The Texans ran right at him on their first two plays of the game. He appeared to trip up Texans running back Arian Foster on the first one and held the edge firmly on the second, too. Later in the first quarter, Suggs didn't bite on a play-action fake and barreled into Texans quarterback Matt Schaub for a sack (he is now tied for fourth on the team in that category). By the time the game was mercifully over for the Ravens, Suggs had recorded four tackles and that sack, hit Schaub twice and knocked down a pass that he could have snatched for an interception. His sparkling return doesn't come close to putting a shine on yet another ugly performance by the reeling Ravens defense, but it was the silver lining nonetheless.
I love it when athletes say they are going to shock the world -- and I'm not saying that Suggs ever said that publicly -- as if a young woman in Rwanda or some middle-aged ice fisherman in Northern Siberia is frantically checking their mobile phones to see if the wild prediction came true.

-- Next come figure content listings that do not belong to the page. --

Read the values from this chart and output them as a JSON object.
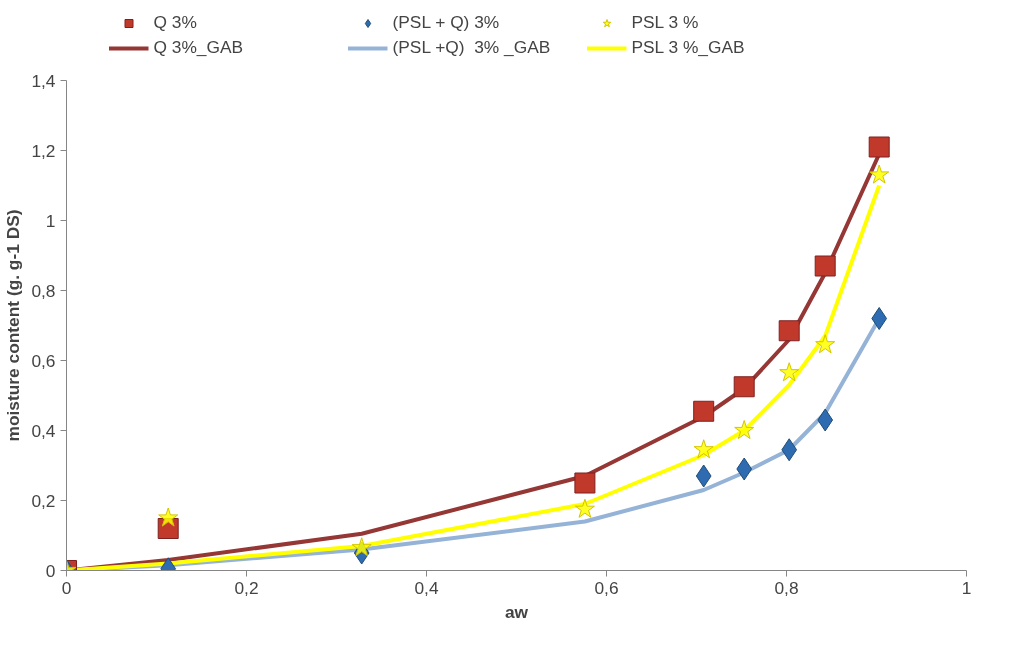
{
  "chart_data": {
    "type": "scatter",
    "xlabel": "aw",
    "ylabel": "moisture content (g. g-1 DS)",
    "x": [
      0,
      0.113,
      0.328,
      0.576,
      0.708,
      0.753,
      0.803,
      0.843,
      0.903
    ],
    "xlim": [
      0,
      1
    ],
    "xticks": [
      {
        "value": 0,
        "label": "0"
      },
      {
        "value": 0.2,
        "label": "0,2"
      },
      {
        "value": 0.4,
        "label": "0,4"
      },
      {
        "value": 0.6,
        "label": "0,6"
      },
      {
        "value": 0.8,
        "label": "0,8"
      },
      {
        "value": 1,
        "label": "1"
      }
    ],
    "ylim": [
      0,
      1.4
    ],
    "yticks": [
      {
        "value": 0,
        "label": "0"
      },
      {
        "value": 0.2,
        "label": "0,2"
      },
      {
        "value": 0.4,
        "label": "0,4"
      },
      {
        "value": 0.6,
        "label": "0,6"
      },
      {
        "value": 0.8,
        "label": "0,8"
      },
      {
        "value": 1,
        "label": "1"
      },
      {
        "value": 1.2,
        "label": "1,2"
      },
      {
        "value": 1.4,
        "label": "1,4"
      }
    ],
    "grid": false,
    "legend": "top",
    "series": [
      {
        "name": "Q 3%",
        "marker": "square",
        "color": "#c0392b",
        "values": [
          0,
          0.12,
          null,
          0.25,
          0.455,
          0.525,
          0.685,
          0.87,
          1.21
        ]
      },
      {
        "name": "Q 3%_GAB",
        "type": "line",
        "line_style": "solid",
        "color": "#953735",
        "values": [
          0,
          0.03,
          0.105,
          0.27,
          0.44,
          0.52,
          0.66,
          0.85,
          1.19
        ]
      },
      {
        "name": "(PSL + Q) 3%",
        "marker": "diamond",
        "color": "#2e6bb0",
        "values": [
          0,
          0.005,
          0.05,
          null,
          0.27,
          0.29,
          0.345,
          0.43,
          0.72
        ]
      },
      {
        "name": "(PSL +Q)  3% _GAB",
        "type": "line",
        "line_style": "solid",
        "color": "#95b3d7",
        "values": [
          0,
          0.015,
          0.06,
          0.14,
          0.23,
          0.28,
          0.345,
          0.45,
          0.72
        ]
      },
      {
        "name": "PSL 3 %",
        "marker": "star",
        "color": "#ffff00",
        "values": [
          0,
          0.15,
          0.065,
          0.175,
          0.345,
          0.4,
          0.565,
          0.645,
          1.13
        ]
      },
      {
        "name": "PSL 3 %_GAB",
        "type": "line",
        "line_style": "solid",
        "color": "#ffff00",
        "values": [
          0,
          0.02,
          0.07,
          0.19,
          0.33,
          0.4,
          0.53,
          0.67,
          1.1
        ]
      }
    ]
  }
}
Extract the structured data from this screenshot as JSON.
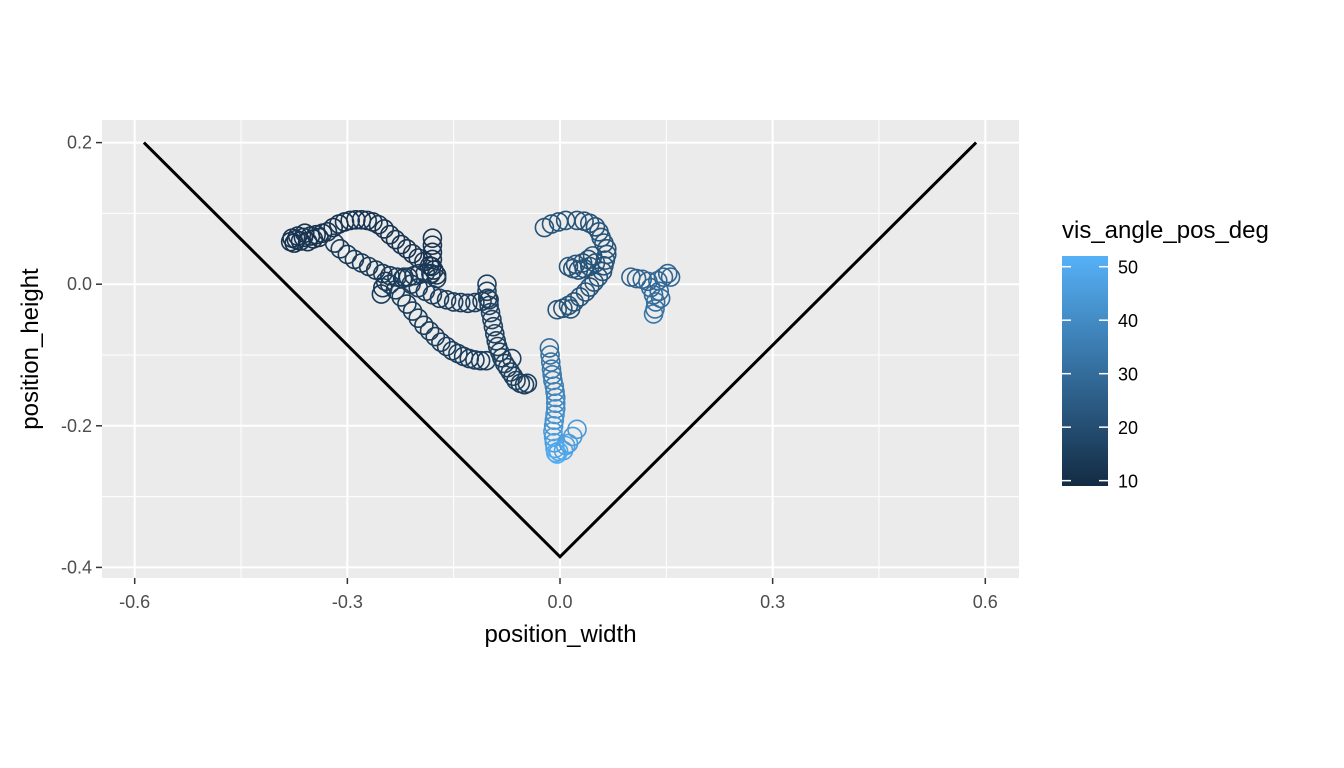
{
  "chart_data": {
    "type": "scatter",
    "title": "",
    "xlabel": "position_width",
    "ylabel": "position_height",
    "xlim": [
      -0.6,
      0.6
    ],
    "ylim": [
      -0.4,
      0.2
    ],
    "x_ticks": [
      -0.6,
      -0.3,
      0.0,
      0.3,
      0.6
    ],
    "x_tick_labels": [
      "-0.6",
      "-0.3",
      "0.0",
      "0.3",
      "0.6"
    ],
    "y_ticks": [
      -0.4,
      -0.2,
      0.0,
      0.2
    ],
    "y_tick_labels": [
      "-0.4",
      "-0.2",
      "0.0",
      "0.2"
    ],
    "grid": true,
    "background": "#ebebeb",
    "legend": {
      "title": "vis_angle_pos_deg",
      "placement": "right",
      "type": "colorbar",
      "min": 9,
      "max": 52,
      "ticks": [
        10,
        20,
        30,
        40,
        50
      ],
      "tick_labels": [
        "10",
        "20",
        "30",
        "40",
        "50"
      ],
      "color_low": "#132b43",
      "color_high": "#56b1f7"
    },
    "boundary_line": {
      "color": "#000000",
      "points": [
        [
          -0.587,
          0.2
        ],
        [
          0.0,
          -0.385
        ],
        [
          0.587,
          0.2
        ]
      ]
    },
    "points": [
      [
        -0.38,
        0.06,
        12
      ],
      [
        -0.378,
        0.065,
        12
      ],
      [
        -0.375,
        0.058,
        12
      ],
      [
        -0.372,
        0.063,
        12
      ],
      [
        -0.37,
        0.068,
        12
      ],
      [
        -0.366,
        0.061,
        12
      ],
      [
        -0.362,
        0.066,
        12
      ],
      [
        -0.36,
        0.072,
        12
      ],
      [
        -0.356,
        0.06,
        12
      ],
      [
        -0.352,
        0.068,
        12
      ],
      [
        -0.348,
        0.064,
        12
      ],
      [
        -0.344,
        0.07,
        12
      ],
      [
        -0.34,
        0.066,
        12
      ],
      [
        -0.335,
        0.072,
        12
      ],
      [
        -0.328,
        0.074,
        12
      ],
      [
        -0.32,
        0.08,
        12
      ],
      [
        -0.312,
        0.085,
        12
      ],
      [
        -0.304,
        0.088,
        12
      ],
      [
        -0.296,
        0.09,
        12
      ],
      [
        -0.288,
        0.091,
        12
      ],
      [
        -0.28,
        0.091,
        12
      ],
      [
        -0.272,
        0.09,
        12
      ],
      [
        -0.264,
        0.088,
        12
      ],
      [
        -0.256,
        0.084,
        12
      ],
      [
        -0.248,
        0.078,
        12
      ],
      [
        -0.24,
        0.07,
        12
      ],
      [
        -0.232,
        0.063,
        12
      ],
      [
        -0.224,
        0.056,
        12
      ],
      [
        -0.216,
        0.05,
        12
      ],
      [
        -0.208,
        0.043,
        12
      ],
      [
        -0.2,
        0.037,
        12
      ],
      [
        -0.192,
        0.032,
        12
      ],
      [
        -0.184,
        0.026,
        12
      ],
      [
        -0.178,
        0.02,
        12
      ],
      [
        -0.174,
        0.013,
        12
      ],
      [
        -0.18,
        0.065,
        12
      ],
      [
        -0.18,
        0.055,
        12
      ],
      [
        -0.18,
        0.045,
        12
      ],
      [
        -0.18,
        0.035,
        12
      ],
      [
        -0.181,
        0.025,
        12
      ],
      [
        -0.182,
        0.015,
        12
      ],
      [
        -0.318,
        0.058,
        14
      ],
      [
        -0.31,
        0.05,
        14
      ],
      [
        -0.3,
        0.042,
        14
      ],
      [
        -0.29,
        0.035,
        14
      ],
      [
        -0.28,
        0.03,
        14
      ],
      [
        -0.27,
        0.025,
        14
      ],
      [
        -0.26,
        0.02,
        14
      ],
      [
        -0.25,
        0.015,
        14
      ],
      [
        -0.24,
        0.012,
        14
      ],
      [
        -0.23,
        0.01,
        14
      ],
      [
        -0.222,
        0.008,
        14
      ],
      [
        -0.214,
        0.01,
        14
      ],
      [
        -0.206,
        0.012,
        14
      ],
      [
        -0.198,
        0.015,
        14
      ],
      [
        -0.19,
        0.016,
        14
      ],
      [
        -0.182,
        0.014,
        14
      ],
      [
        -0.174,
        0.008,
        14
      ],
      [
        -0.252,
        -0.014,
        14
      ],
      [
        -0.25,
        -0.005,
        14
      ],
      [
        -0.246,
        0.004,
        14
      ],
      [
        -0.24,
        0.0,
        15
      ],
      [
        -0.232,
        -0.008,
        15
      ],
      [
        -0.224,
        -0.018,
        15
      ],
      [
        -0.216,
        -0.028,
        15
      ],
      [
        -0.208,
        -0.038,
        15
      ],
      [
        -0.2,
        -0.048,
        15
      ],
      [
        -0.192,
        -0.058,
        15
      ],
      [
        -0.184,
        -0.066,
        15
      ],
      [
        -0.176,
        -0.074,
        15
      ],
      [
        -0.168,
        -0.082,
        15
      ],
      [
        -0.16,
        -0.088,
        15
      ],
      [
        -0.152,
        -0.094,
        15
      ],
      [
        -0.144,
        -0.098,
        15
      ],
      [
        -0.136,
        -0.102,
        15
      ],
      [
        -0.128,
        -0.105,
        15
      ],
      [
        -0.12,
        -0.107,
        15
      ],
      [
        -0.112,
        -0.108,
        15
      ],
      [
        -0.104,
        -0.108,
        15
      ],
      [
        -0.22,
        0.01,
        15
      ],
      [
        -0.21,
        0.0,
        15
      ],
      [
        -0.2,
        -0.005,
        15
      ],
      [
        -0.19,
        -0.01,
        15
      ],
      [
        -0.18,
        -0.015,
        15
      ],
      [
        -0.17,
        -0.02,
        15
      ],
      [
        -0.16,
        -0.022,
        15
      ],
      [
        -0.15,
        -0.025,
        15
      ],
      [
        -0.14,
        -0.026,
        15
      ],
      [
        -0.13,
        -0.027,
        15
      ],
      [
        -0.12,
        -0.026,
        15
      ],
      [
        -0.11,
        -0.024,
        15
      ],
      [
        -0.1,
        -0.022,
        15
      ],
      [
        -0.103,
        0.0,
        16
      ],
      [
        -0.103,
        -0.01,
        16
      ],
      [
        -0.102,
        -0.02,
        16
      ],
      [
        -0.1,
        -0.03,
        16
      ],
      [
        -0.098,
        -0.04,
        16
      ],
      [
        -0.096,
        -0.05,
        16
      ],
      [
        -0.094,
        -0.06,
        16
      ],
      [
        -0.092,
        -0.07,
        16
      ],
      [
        -0.09,
        -0.08,
        16
      ],
      [
        -0.088,
        -0.088,
        16
      ],
      [
        -0.085,
        -0.096,
        16
      ],
      [
        -0.082,
        -0.104,
        16
      ],
      [
        -0.078,
        -0.112,
        16
      ],
      [
        -0.074,
        -0.118,
        16
      ],
      [
        -0.07,
        -0.124,
        16
      ],
      [
        -0.066,
        -0.13,
        16
      ],
      [
        -0.062,
        -0.136,
        16
      ],
      [
        -0.056,
        -0.14,
        16
      ],
      [
        -0.05,
        -0.142,
        16
      ],
      [
        -0.046,
        -0.14,
        16
      ],
      [
        -0.068,
        -0.105,
        16
      ],
      [
        -0.015,
        -0.09,
        30
      ],
      [
        -0.014,
        -0.1,
        31
      ],
      [
        -0.013,
        -0.11,
        32
      ],
      [
        -0.012,
        -0.12,
        33
      ],
      [
        -0.011,
        -0.128,
        34
      ],
      [
        -0.01,
        -0.136,
        35
      ],
      [
        -0.008,
        -0.144,
        36
      ],
      [
        -0.007,
        -0.152,
        37
      ],
      [
        -0.006,
        -0.16,
        38
      ],
      [
        -0.006,
        -0.168,
        39
      ],
      [
        -0.006,
        -0.176,
        40
      ],
      [
        -0.007,
        -0.184,
        41
      ],
      [
        -0.008,
        -0.192,
        42
      ],
      [
        -0.009,
        -0.2,
        43
      ],
      [
        -0.01,
        -0.208,
        44
      ],
      [
        -0.009,
        -0.216,
        45
      ],
      [
        -0.008,
        -0.224,
        46
      ],
      [
        -0.007,
        -0.232,
        48
      ],
      [
        -0.006,
        -0.238,
        50
      ],
      [
        -0.004,
        -0.24,
        51
      ],
      [
        0.005,
        -0.235,
        48
      ],
      [
        0.012,
        -0.225,
        46
      ],
      [
        0.018,
        -0.215,
        45
      ],
      [
        0.024,
        -0.205,
        44
      ],
      [
        0.008,
        -0.228,
        47
      ],
      [
        -0.002,
        -0.236,
        49
      ],
      [
        -0.022,
        0.08,
        22
      ],
      [
        -0.012,
        0.085,
        22
      ],
      [
        -0.002,
        0.088,
        22
      ],
      [
        0.008,
        0.09,
        22
      ],
      [
        0.024,
        0.09,
        22
      ],
      [
        0.034,
        0.089,
        22
      ],
      [
        0.042,
        0.086,
        22
      ],
      [
        0.05,
        0.081,
        22
      ],
      [
        0.055,
        0.074,
        22
      ],
      [
        0.058,
        0.066,
        22
      ],
      [
        0.062,
        0.058,
        22
      ],
      [
        0.066,
        0.05,
        22
      ],
      [
        0.066,
        0.042,
        22
      ],
      [
        0.064,
        0.034,
        22
      ],
      [
        0.062,
        0.026,
        22
      ],
      [
        0.06,
        0.018,
        22
      ],
      [
        0.054,
        0.01,
        22
      ],
      [
        0.048,
        0.003,
        22
      ],
      [
        0.042,
        -0.004,
        22
      ],
      [
        0.036,
        -0.011,
        22
      ],
      [
        0.028,
        -0.018,
        22
      ],
      [
        0.02,
        -0.025,
        22
      ],
      [
        0.012,
        -0.03,
        22
      ],
      [
        0.004,
        -0.034,
        22
      ],
      [
        -0.004,
        -0.036,
        22
      ],
      [
        0.015,
        -0.035,
        22
      ],
      [
        0.012,
        0.025,
        22
      ],
      [
        0.022,
        0.028,
        22
      ],
      [
        0.032,
        0.03,
        22
      ],
      [
        0.04,
        0.035,
        22
      ],
      [
        0.046,
        0.04,
        22
      ],
      [
        0.05,
        0.03,
        22
      ],
      [
        0.042,
        0.025,
        22
      ],
      [
        0.034,
        0.022,
        22
      ],
      [
        0.026,
        0.02,
        22
      ],
      [
        0.018,
        0.022,
        22
      ],
      [
        0.1,
        0.01,
        27
      ],
      [
        0.108,
        0.008,
        27
      ],
      [
        0.116,
        0.007,
        27
      ],
      [
        0.124,
        0.004,
        28
      ],
      [
        0.128,
        -0.005,
        29
      ],
      [
        0.132,
        -0.015,
        30
      ],
      [
        0.135,
        -0.025,
        31
      ],
      [
        0.134,
        -0.035,
        32
      ],
      [
        0.132,
        -0.042,
        33
      ],
      [
        0.138,
        0.005,
        28
      ],
      [
        0.146,
        0.01,
        28
      ],
      [
        0.152,
        0.015,
        28
      ],
      [
        0.156,
        0.01,
        28
      ],
      [
        0.14,
        -0.01,
        29
      ],
      [
        0.142,
        -0.02,
        30
      ]
    ]
  }
}
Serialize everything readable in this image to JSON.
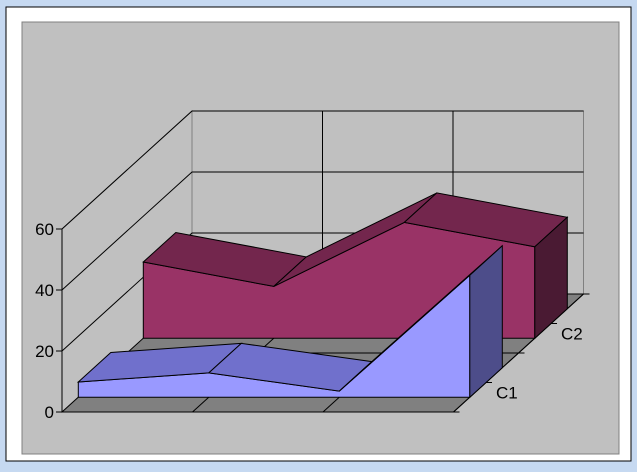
{
  "chart_data": {
    "type": "area",
    "variant": "3d-area",
    "title": "",
    "xlabel": "",
    "ylabel": "",
    "ylim": [
      0,
      60
    ],
    "y_ticks": [
      "0",
      "20",
      "40",
      "60"
    ],
    "grid": true,
    "legend": "none",
    "categories": [
      "",
      "",
      "",
      ""
    ],
    "series": [
      {
        "name": "C1",
        "values": [
          5,
          8,
          2,
          40
        ]
      },
      {
        "name": "C2",
        "values": [
          25,
          17,
          38,
          30
        ]
      }
    ],
    "colors": {
      "C1": {
        "front": "#9999ff",
        "top": "#7070cc",
        "side": "#4d4d8a"
      },
      "C2": {
        "front": "#993366",
        "top": "#73264d",
        "side": "#4a1a33"
      },
      "plot_background": "#c0c0c0",
      "chart_background": "#ffffff",
      "frame": "#c6d9f1"
    }
  }
}
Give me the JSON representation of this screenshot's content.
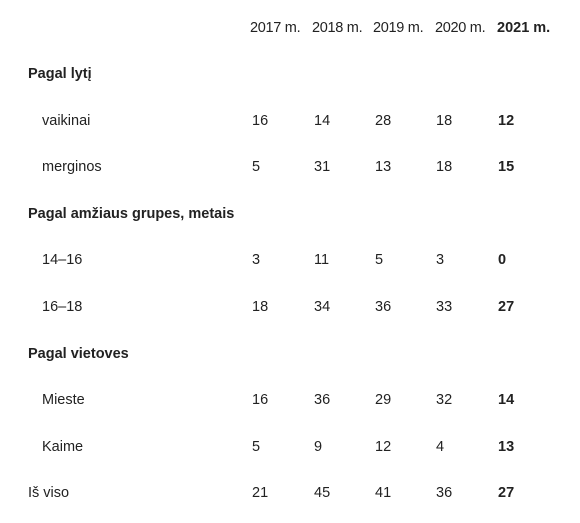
{
  "table": {
    "columns": [
      "2017 m.",
      "2018 m.",
      "2019 m.",
      "2020 m.",
      "2021 m."
    ],
    "sections": [
      {
        "title": "Pagal lytį",
        "rows": [
          {
            "label": "vaikinai",
            "values": [
              16,
              14,
              28,
              18,
              12
            ]
          },
          {
            "label": "merginos",
            "values": [
              5,
              31,
              13,
              18,
              15
            ]
          }
        ]
      },
      {
        "title": "Pagal amžiaus grupes, metais",
        "rows": [
          {
            "label": "14–16",
            "values": [
              3,
              11,
              5,
              3,
              0
            ]
          },
          {
            "label": "16–18",
            "values": [
              18,
              34,
              36,
              33,
              27
            ]
          }
        ]
      },
      {
        "title": "Pagal vietoves",
        "rows": [
          {
            "label": "Mieste",
            "values": [
              16,
              36,
              29,
              32,
              14
            ]
          },
          {
            "label": "Kaime",
            "values": [
              5,
              9,
              12,
              4,
              13
            ]
          }
        ]
      }
    ],
    "total": {
      "label": "Iš viso",
      "values": [
        21,
        45,
        41,
        36,
        27
      ]
    }
  }
}
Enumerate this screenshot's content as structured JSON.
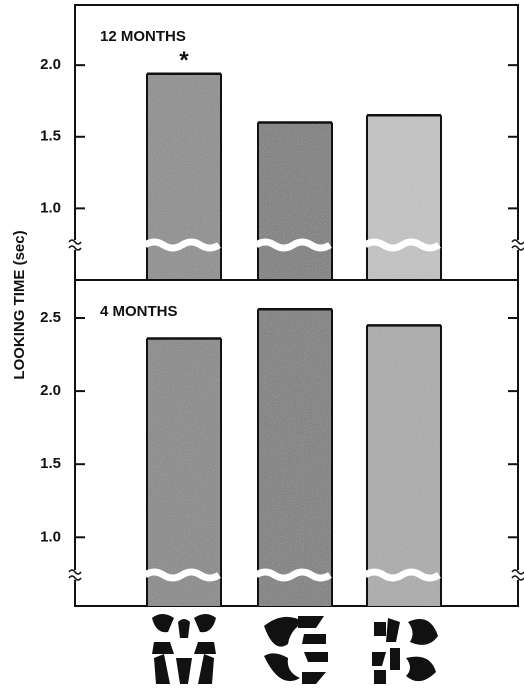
{
  "chart_data": [
    {
      "type": "bar",
      "title": "12 MONTHS",
      "ylabel": "LOOKING TIME (sec)",
      "annotation": "*",
      "categories": [
        null,
        null,
        null
      ],
      "values": [
        1.94,
        1.6,
        1.65
      ],
      "colors": [
        "#8c8c8c",
        "#7a7a7a",
        "#c4c4c4"
      ],
      "ylim": [
        0.5,
        2.42
      ],
      "yticks": [
        {
          "value": 1,
          "label": "1.0"
        },
        1.5,
        {
          "value": 2,
          "label": "2.0"
        }
      ]
    },
    {
      "type": "bar",
      "title": "4 MONTHS",
      "categories": [
        null,
        null,
        null
      ],
      "values": [
        2.36,
        2.56,
        2.45
      ],
      "colors": [
        "#868686",
        "#7c7c7c",
        "#ababab"
      ],
      "ylim": [
        0.53,
        2.76
      ],
      "yticks": [
        {
          "value": 1,
          "label": "1.0"
        },
        1.5,
        {
          "value": 2,
          "label": "2.0"
        },
        2.5
      ]
    }
  ]
}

But consider the football world -- and maybe the medical community -- sufficiently shocked by what Suggs was able to do. It wasn't just that he played so soon; it was that he played so well. It seemed like the best-case scenario for the Ravens would be that Suggs would be a shadow of himself by the time the playoffs rolled around. But based on how Suggs played against a good Texans offensive line, and on how hard the 30-year-old linebacker is now willing to work to become a truly great player, the NFL better make sure his name is printed on the Pro Bowl ballots. That may sound like crazy talk, too, but Suggs, barring a setback, will get nine more games to build his resume.